1234567890*47=58024690830

It seems that no one can answer you.

Let me try. If I am wrong, don't blame me.

Never mind 1234567890, 0. Say first 123456789. All the same.

Before saying 123456789, let's say 123456790.

One feature is 123456790. Multiply by a multiple other than 3, and there will be a "missing number".

take for example

123456790 *10 =1234567900 (missing 8)

123456790 *11=1358024690 (missing 7)

123456790 *13 =1604938270 (missing 5)

123456790 *14 =1728395060 (missing 4)

123456790 *16 =1975308640 (missing 2)

1 23456790 *17 = 2098765430 (missing1)

Try other numbers yourself, similar to the ones above.

Moreover, the number of omissions plus the multiplier is equal to a multiple of 9.

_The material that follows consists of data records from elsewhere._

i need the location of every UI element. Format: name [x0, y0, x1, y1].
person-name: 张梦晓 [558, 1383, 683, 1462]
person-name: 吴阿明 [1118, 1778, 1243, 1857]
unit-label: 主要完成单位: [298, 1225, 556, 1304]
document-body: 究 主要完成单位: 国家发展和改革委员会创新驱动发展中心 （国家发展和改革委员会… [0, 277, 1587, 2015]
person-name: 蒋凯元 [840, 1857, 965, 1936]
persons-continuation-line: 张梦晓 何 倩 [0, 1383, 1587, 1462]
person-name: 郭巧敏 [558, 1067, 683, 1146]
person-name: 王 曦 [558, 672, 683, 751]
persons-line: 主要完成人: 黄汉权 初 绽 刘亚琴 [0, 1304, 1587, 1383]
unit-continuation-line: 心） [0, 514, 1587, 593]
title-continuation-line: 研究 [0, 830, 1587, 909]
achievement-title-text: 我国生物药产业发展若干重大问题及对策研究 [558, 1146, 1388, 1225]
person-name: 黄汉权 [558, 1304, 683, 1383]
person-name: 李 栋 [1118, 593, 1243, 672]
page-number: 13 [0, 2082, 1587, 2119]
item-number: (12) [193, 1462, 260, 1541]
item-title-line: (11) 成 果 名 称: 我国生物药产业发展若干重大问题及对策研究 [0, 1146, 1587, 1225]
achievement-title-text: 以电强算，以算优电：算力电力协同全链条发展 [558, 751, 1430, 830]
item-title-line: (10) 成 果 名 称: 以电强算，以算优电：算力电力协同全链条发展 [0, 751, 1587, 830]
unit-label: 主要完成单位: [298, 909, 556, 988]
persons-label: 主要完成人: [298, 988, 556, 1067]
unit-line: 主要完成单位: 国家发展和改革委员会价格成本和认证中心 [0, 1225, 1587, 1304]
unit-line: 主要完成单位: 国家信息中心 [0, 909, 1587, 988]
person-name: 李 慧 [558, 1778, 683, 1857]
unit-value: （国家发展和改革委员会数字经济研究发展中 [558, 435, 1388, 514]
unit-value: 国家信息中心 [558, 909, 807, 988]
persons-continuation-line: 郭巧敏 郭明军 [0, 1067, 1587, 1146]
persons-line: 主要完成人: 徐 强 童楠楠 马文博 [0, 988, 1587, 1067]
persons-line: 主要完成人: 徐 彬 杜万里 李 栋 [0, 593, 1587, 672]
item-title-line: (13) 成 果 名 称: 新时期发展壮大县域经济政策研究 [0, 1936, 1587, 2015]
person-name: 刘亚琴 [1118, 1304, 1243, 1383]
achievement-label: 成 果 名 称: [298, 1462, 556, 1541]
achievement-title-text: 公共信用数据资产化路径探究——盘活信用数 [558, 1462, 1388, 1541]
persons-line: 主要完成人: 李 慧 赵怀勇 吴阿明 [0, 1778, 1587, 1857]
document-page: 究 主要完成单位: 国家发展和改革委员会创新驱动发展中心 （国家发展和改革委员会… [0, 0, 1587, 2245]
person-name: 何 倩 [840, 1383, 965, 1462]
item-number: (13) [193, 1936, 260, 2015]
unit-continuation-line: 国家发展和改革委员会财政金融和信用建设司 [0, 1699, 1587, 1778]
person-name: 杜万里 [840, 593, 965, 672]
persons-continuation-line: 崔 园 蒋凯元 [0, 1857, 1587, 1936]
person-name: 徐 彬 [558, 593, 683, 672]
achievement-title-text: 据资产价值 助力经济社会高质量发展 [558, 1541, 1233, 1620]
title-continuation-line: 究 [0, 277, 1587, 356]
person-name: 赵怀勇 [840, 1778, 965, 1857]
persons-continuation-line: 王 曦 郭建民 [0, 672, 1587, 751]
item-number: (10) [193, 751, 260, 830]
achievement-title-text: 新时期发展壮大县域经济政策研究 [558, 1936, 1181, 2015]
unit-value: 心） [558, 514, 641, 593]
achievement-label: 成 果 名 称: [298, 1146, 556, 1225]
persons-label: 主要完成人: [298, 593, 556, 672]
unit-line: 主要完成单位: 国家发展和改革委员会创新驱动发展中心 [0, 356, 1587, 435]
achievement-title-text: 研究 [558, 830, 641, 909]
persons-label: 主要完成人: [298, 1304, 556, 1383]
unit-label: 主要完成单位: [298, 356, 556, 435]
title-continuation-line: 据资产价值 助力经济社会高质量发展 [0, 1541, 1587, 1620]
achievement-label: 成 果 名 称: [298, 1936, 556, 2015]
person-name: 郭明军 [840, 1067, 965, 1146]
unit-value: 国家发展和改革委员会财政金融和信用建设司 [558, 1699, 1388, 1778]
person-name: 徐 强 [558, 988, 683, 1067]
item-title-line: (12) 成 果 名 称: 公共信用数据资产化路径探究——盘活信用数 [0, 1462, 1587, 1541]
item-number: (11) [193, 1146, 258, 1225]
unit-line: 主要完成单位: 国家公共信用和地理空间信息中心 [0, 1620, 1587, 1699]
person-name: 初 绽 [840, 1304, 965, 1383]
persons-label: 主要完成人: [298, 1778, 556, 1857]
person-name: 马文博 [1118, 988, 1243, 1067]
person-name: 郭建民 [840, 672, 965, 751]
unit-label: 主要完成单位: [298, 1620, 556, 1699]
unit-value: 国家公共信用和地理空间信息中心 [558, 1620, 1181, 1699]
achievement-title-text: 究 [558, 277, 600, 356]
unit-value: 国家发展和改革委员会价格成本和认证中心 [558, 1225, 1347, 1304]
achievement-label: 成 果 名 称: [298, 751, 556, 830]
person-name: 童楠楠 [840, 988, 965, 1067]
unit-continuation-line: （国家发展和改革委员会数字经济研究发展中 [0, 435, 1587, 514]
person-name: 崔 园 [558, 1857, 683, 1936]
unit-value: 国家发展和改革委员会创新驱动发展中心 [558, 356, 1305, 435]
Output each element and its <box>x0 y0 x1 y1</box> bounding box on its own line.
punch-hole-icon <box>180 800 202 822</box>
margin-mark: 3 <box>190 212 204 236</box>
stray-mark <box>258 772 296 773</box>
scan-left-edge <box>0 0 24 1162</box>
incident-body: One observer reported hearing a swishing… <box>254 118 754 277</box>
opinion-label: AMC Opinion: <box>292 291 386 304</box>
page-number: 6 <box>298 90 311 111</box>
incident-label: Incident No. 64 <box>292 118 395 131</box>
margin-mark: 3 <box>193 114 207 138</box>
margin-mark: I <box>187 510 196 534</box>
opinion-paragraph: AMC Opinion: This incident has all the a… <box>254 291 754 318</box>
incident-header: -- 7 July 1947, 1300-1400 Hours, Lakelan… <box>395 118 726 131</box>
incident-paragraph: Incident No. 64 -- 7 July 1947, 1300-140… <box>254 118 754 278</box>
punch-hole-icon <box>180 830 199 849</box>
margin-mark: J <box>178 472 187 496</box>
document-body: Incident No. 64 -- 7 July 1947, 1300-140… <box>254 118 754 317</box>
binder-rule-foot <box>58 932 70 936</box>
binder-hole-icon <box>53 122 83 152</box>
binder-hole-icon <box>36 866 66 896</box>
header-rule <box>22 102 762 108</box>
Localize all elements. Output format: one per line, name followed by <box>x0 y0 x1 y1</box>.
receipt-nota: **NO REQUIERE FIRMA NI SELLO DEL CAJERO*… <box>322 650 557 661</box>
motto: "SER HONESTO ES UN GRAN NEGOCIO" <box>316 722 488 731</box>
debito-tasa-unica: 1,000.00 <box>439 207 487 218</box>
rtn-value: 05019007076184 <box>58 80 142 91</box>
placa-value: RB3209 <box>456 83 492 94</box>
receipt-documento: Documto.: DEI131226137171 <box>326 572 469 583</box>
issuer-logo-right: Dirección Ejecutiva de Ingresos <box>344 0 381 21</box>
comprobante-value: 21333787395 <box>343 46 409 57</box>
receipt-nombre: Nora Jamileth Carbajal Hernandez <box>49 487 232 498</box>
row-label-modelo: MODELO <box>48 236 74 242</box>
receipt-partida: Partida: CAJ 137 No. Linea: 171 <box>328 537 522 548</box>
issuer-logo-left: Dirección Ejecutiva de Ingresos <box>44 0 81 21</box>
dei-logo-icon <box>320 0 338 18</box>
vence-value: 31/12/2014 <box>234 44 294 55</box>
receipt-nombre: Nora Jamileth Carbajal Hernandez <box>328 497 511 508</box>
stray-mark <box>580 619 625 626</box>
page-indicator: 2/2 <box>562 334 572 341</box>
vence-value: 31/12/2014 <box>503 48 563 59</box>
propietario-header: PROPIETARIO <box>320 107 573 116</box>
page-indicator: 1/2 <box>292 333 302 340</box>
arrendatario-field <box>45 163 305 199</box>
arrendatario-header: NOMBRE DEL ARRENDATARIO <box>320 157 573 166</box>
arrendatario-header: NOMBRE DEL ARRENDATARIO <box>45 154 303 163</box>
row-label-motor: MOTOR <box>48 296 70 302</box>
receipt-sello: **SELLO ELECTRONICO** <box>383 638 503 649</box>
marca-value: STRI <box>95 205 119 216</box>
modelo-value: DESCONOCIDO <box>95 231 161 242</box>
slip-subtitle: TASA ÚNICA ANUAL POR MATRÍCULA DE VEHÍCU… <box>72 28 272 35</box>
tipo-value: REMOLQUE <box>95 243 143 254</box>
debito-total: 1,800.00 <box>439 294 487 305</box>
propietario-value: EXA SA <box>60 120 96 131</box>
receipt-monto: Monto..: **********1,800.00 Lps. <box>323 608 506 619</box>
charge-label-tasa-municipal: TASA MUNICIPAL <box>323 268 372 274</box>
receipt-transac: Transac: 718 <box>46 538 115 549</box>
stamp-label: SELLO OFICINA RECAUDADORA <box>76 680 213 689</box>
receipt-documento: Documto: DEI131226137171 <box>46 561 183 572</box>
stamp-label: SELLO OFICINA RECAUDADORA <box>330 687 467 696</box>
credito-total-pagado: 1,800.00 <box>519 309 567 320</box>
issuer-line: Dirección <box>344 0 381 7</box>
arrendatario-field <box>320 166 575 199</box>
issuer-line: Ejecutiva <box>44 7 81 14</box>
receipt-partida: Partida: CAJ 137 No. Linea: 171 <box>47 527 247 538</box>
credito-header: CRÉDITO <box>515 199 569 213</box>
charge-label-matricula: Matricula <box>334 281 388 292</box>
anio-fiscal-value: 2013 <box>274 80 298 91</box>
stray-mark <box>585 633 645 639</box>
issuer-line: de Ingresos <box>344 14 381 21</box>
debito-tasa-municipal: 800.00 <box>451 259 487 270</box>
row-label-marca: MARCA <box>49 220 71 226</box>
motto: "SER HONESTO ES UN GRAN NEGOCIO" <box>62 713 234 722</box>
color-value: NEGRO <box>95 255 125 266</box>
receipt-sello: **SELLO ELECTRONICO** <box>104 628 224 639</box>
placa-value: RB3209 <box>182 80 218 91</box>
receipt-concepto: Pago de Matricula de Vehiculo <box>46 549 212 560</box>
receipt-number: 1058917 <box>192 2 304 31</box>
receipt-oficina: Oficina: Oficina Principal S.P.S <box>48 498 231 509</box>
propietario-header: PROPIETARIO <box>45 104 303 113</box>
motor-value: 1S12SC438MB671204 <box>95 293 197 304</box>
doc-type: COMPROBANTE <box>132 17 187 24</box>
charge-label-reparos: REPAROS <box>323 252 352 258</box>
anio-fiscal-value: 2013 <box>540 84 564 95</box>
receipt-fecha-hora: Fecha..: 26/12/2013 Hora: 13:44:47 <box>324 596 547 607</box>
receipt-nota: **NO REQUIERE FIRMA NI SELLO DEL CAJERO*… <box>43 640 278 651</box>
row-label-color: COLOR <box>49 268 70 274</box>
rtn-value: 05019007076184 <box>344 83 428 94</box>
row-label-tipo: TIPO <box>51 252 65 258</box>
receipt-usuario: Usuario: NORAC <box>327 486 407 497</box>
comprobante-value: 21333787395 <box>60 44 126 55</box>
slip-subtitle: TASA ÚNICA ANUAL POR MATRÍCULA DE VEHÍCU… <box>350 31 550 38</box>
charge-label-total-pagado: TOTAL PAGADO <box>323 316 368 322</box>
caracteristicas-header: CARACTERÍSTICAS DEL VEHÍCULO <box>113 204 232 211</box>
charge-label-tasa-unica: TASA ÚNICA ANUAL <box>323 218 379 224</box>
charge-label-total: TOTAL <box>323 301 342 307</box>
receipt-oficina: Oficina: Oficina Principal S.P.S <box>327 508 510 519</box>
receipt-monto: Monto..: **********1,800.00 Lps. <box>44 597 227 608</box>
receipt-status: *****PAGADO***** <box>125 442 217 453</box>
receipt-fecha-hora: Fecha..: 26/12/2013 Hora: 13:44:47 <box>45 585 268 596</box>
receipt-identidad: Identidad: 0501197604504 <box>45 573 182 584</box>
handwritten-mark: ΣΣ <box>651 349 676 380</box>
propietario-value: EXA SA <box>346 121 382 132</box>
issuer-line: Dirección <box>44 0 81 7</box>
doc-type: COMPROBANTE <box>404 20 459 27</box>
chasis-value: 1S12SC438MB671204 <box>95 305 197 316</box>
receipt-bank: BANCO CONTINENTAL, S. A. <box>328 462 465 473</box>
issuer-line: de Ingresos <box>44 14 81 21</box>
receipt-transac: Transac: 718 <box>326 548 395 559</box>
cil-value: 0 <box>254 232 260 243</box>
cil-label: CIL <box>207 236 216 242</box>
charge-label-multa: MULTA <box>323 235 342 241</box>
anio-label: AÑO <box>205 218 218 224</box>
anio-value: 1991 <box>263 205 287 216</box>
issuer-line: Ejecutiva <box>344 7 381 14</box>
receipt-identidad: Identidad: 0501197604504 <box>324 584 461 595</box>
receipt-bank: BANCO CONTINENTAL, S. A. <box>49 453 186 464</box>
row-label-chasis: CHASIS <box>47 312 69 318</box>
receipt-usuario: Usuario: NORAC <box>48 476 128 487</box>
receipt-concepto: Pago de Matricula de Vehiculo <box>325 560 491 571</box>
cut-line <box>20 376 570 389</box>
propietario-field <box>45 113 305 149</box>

Then123456789 =123456790-1.

therefore

123456789 * a =( 123456790- 1)* a

= 123456790a-a

Obviously, the previous number is "missing number". If you subtract a two-digit number, it will affect hundreds at most.

This first ensures that every number above 1000 digits is different, so that all numbers from 0 to 9 are 7.

We notice that the last digit of 12345679 is 9.

but

9* 1=9 9*2= 18 9*3 =27 9*4=36 9*5=45 9*6=54 9*7=63 9*8=72 9*9=8 1

So the unit of multiplier plus product is 10.

This ensures that

"missing number" -a

After that, bad cell = missing ten (why)

So there was this. From 0 to 9, nine times out of ten.

Moreover, because the multiplier A is relatively small within 50, it is difficult to affect the hundred digits, so the number from 0 to 90 is likely to be 9.

The missing one is the missing number. It turns out that this number always appears in ten places, because only ten places can be left for it, but why don't I care every time? Think for yourself.